Hof Arnhem-Leeuwarden, 07-11-2023, nr. 200.324.292/01
ECLI:NL:GHARL:2023:9414
- Instantie
Hof Arnhem-Leeuwarden
- Datum
07-11-2023
- Zaaknummer
200.324.292/01
- Vakgebied(en)
Civiel recht algemeen (V)
- Brondocumenten en formele relaties
ECLI:NL:GHARL:2023:9414, Uitspraak, Hof Arnhem-Leeuwarden, 07‑11‑2023; (Hoger beroep kort geding)
- Vindplaatsen
JERF Actueel 2023/471
ERF-Updates.nl 2023-0521
JERF 2024/45 met annotatie van mr. dr. I. Visser
Uitspraak 07‑11‑2023
Inhoudsindicatie
Erfrecht. Kort geding. Opheffing conservatoir beslag. Belangenafweging. Conservatoir beslag is gelegd op een tot de nalatenschap behorende woning, die is gelegateerd aan de echtgenote van erflater. Het beslag is gelegd ter verzekering van de aanspraak van beslagleggers op de echtgenote om aan hen legaten te voldoen ter grootte van hun legitieme porties. Volgens het testament zijn die legaten pas opeisbaar bij overlijden van de echtgenote. De stelling van beslagleggers dat in de bodemprocedure zal worden geoordeeld dat hun vordering toch opeisbaar is, wordt voorshands verworpen. Er dient dus vanuit te worden gegaan dat het beslag is gelegd voor een vordering die niet opeisbaar is en naar redelijke verwachting voorlopig ook niet opeisbaar zal worden. Beslagleggers hebben verder onvoldoende inzichtelijk gemaakt hun stelling dat bij opheffing van het beslag hun aanspraak jegens de echtgenote tot voldoening van de legaten illusoir zal zijn. Het belang van de beslagenen bij opheffing van het conservatoire beslag weegt zwaarder dan het belang van beslagleggers bij handhaving van het beslag.
Partij(en)
GERECHTSHOF ARNHEM-LEEUWARDEN
locatie Leeuwarden, afdeling civiel
zaaknummer gerechtshof 200.324.292
zaaknummer rechtbank Midden-Nederland 550634
arrest in kort geding van 7 november 2023
in de zaak van
1. [appellant], in zijn hoedanigheid van zowel executeur als erfgenaam in de nalatenschap van [de erflater] ,
die woont in [woonplaats1]2. [appellante], in haar hoedanigheid van zowel executeur als erfgenaam in de nalatenschap van [de erflater] , die woont in [woonplaats2]

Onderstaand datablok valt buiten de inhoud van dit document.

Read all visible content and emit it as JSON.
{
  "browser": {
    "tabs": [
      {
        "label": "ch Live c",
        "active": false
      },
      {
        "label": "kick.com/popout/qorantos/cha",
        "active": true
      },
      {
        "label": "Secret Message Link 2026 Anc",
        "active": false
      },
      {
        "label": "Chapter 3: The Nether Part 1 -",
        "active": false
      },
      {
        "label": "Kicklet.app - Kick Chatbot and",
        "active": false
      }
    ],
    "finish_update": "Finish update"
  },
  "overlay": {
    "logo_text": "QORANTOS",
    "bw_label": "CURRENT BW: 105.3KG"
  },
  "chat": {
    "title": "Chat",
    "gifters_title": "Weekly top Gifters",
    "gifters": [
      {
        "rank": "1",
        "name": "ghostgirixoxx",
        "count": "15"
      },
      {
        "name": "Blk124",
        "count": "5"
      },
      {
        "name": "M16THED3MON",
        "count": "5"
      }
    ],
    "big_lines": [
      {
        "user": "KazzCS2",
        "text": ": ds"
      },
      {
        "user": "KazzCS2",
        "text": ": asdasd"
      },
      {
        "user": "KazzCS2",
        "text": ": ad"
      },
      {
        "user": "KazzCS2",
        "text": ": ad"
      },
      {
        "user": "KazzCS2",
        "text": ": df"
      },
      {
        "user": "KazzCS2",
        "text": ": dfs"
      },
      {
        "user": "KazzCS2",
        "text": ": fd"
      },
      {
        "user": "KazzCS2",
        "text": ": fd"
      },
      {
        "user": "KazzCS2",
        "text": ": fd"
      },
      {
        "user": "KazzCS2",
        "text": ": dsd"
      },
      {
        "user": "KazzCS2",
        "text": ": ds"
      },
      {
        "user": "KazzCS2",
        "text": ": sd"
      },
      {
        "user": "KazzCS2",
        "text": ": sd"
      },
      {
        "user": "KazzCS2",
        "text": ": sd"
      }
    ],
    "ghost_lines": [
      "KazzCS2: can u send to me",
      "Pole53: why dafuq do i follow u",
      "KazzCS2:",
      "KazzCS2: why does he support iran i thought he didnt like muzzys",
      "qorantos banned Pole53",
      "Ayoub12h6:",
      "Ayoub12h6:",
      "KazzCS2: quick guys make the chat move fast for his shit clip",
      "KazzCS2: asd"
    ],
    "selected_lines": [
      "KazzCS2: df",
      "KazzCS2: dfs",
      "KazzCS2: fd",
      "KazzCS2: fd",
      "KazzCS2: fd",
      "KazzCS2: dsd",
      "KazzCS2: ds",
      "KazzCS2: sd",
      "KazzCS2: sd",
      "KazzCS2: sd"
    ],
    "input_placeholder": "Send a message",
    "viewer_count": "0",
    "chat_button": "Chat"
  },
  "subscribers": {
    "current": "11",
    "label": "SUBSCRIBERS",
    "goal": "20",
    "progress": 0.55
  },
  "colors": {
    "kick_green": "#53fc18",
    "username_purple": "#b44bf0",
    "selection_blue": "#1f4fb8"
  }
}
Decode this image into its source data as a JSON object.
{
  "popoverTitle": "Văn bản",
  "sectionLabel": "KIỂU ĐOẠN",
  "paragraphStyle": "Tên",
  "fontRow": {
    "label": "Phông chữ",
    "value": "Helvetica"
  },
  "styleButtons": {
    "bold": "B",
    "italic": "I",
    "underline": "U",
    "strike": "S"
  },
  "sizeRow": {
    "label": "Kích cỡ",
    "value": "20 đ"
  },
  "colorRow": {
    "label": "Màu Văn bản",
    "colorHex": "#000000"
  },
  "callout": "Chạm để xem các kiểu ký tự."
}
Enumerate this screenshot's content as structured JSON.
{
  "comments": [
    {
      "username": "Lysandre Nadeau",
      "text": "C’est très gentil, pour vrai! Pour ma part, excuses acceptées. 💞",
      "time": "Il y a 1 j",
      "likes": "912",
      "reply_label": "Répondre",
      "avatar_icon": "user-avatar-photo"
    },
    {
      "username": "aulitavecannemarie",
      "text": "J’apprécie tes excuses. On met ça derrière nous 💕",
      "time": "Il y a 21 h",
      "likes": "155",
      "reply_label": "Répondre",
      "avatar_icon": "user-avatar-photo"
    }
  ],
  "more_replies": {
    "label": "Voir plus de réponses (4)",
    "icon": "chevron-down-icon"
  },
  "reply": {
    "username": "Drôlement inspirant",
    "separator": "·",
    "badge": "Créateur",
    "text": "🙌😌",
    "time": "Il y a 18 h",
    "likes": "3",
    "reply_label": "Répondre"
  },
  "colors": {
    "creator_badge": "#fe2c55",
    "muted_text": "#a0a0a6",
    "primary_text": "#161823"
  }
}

die hoger beroep hebben ingesteld
en bij de rechtbank optraden als eisers
hierna: samen [appellanten] en ieder afzonderlijk [appellant] en [appellante]
advocaat: mr. M.G. Hees
tegen
1. [geïntimeerde1]
die woont [woonplaats3]
2. [geïntimeerde2]
die woont in [woonplaats4]
en bij de rechtbank optraden als gedaagden
hierna: samen [geïntimeerden] en ieder afzonderlijk [geïntimeerde1] en [geïntimeerde2]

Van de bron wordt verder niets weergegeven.